Erdoğan yaptığı konuşmada, “Bizim mücadelemiz de herhangi bir etkin gruba değil, teröre karşıdır. Gerek terör örgütünün içinde, gerek onların güdümündeki diğer kuruluşlarda her etnik kökenden kişiye rastlamak mümkündür. 2005’de Diyarbakır’daki konuşmamda ne demiştim; Kürt sorunu bu milletin bir parçasının değil hepsinin sorunudur. Benim de sorunumdur. Sorunların parça parça adresi olmaz. Bütün sorunların Türk olsun, Kürt, olsun, Arap olsun, Çerkez olsun, Laz olsun bütün Türkiye’nin ortak sorunudur. Çünkü güneş herkesi ısıtır. Çünkü yağmur herkes için rahmettir. Çünkü herkes aynı toprağın insanıdır. Millet olmak işte budur. Orada söyledim bunları. Verilen mücadeleler sonucunda artık Türkiye’nin Kürt sorunu yoktur, terör sorunu vardır diyecek bir noktaya geldik. Elbette tüm etnik unsurlar gibi Kürt kardeşlerimin de sıkıntıları, beklentileri vardır. Peki Türk’ün, Laz’ın, Arap’ın, Çerkez’in Roman’ın yok mu? Velhasıl 78 milyon içindeki tüm etnik unsurların kendilerine has sorunları vardır. Bunların konuşulması, tartışılması ve çözülmesi için bugüne kadar nasıl samimiyetle mücadele ettiysek bundan sonra da aynı şekilde mücadele etmeye devam edeceğiz” ifadelerini kullandı.

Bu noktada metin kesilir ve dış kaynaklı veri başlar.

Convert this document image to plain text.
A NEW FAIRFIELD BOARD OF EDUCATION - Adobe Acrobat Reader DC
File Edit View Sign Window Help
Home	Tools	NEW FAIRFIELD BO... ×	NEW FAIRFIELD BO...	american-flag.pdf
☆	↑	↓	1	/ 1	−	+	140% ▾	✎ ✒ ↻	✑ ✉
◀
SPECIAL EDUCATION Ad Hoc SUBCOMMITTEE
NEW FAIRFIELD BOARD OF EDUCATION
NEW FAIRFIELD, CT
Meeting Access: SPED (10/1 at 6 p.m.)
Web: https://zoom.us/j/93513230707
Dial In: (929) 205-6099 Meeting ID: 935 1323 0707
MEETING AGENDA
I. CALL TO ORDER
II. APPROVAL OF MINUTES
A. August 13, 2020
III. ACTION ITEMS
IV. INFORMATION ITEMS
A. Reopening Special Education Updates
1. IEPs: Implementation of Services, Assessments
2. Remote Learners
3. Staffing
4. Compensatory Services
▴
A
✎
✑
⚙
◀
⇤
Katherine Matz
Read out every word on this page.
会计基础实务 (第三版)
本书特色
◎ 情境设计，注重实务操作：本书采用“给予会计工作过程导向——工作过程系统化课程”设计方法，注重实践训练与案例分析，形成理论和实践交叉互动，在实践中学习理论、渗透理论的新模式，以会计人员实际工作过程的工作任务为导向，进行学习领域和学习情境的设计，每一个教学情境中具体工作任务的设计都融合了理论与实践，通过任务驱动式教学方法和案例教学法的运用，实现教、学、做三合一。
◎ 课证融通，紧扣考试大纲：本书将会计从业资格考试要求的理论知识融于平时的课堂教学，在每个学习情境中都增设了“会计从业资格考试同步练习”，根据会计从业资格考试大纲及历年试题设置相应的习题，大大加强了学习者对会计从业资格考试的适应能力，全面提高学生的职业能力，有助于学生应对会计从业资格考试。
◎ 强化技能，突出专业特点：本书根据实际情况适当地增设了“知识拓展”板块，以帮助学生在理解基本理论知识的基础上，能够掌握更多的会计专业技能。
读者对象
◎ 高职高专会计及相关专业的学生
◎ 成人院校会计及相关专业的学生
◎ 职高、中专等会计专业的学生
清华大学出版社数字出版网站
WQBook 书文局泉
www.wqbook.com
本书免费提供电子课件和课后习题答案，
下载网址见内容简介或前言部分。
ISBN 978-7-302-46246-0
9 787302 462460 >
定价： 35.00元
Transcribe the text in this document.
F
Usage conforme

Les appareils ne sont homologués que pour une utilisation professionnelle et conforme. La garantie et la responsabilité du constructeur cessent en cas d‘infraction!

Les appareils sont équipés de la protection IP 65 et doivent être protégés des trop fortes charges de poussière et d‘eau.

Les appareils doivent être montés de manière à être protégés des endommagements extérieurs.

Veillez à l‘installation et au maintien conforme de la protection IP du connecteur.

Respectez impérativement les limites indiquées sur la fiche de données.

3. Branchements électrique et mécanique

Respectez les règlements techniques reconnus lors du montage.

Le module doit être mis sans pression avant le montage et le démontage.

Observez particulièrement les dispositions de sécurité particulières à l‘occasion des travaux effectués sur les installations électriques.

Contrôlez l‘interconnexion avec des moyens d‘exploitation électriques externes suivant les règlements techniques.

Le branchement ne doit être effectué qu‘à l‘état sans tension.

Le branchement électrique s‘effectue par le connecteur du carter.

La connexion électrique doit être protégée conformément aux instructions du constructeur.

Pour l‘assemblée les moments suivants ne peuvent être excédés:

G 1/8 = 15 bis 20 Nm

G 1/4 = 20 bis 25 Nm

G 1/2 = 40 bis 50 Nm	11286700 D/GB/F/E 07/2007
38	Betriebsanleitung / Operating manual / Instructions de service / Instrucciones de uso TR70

Seçimlerin yaklaştığını ifade eden Erdoğan, “1 Kasım geliyor. 1 Kasım için sizlerden tarihi bir karar bekliyoruz. Hani diyorlar ya ‘biz herhangi bir şey yapmıyoruz’ Bakın ben söyleyeyim; 7 Haziran’da muhtarları tehdit ettiler. Ve her ay içerisinde en az bir kez muhtarlarla toplantı yapıyorum. Geçenlerde Güneydoğu ve Doğu’dan da Ankara’ya davet ettim ve 90 tanesi de gelemedi. İnceledik, geleceklerini bildirmişlerdi. Neden (gelemediler) ‘Tehdit altındayız onun için gelemiyoruz’ dediler” dedi.
“MİLLİ İRADE DIŞINDA BİR ÇÖZÜM ASLA YOKTUR”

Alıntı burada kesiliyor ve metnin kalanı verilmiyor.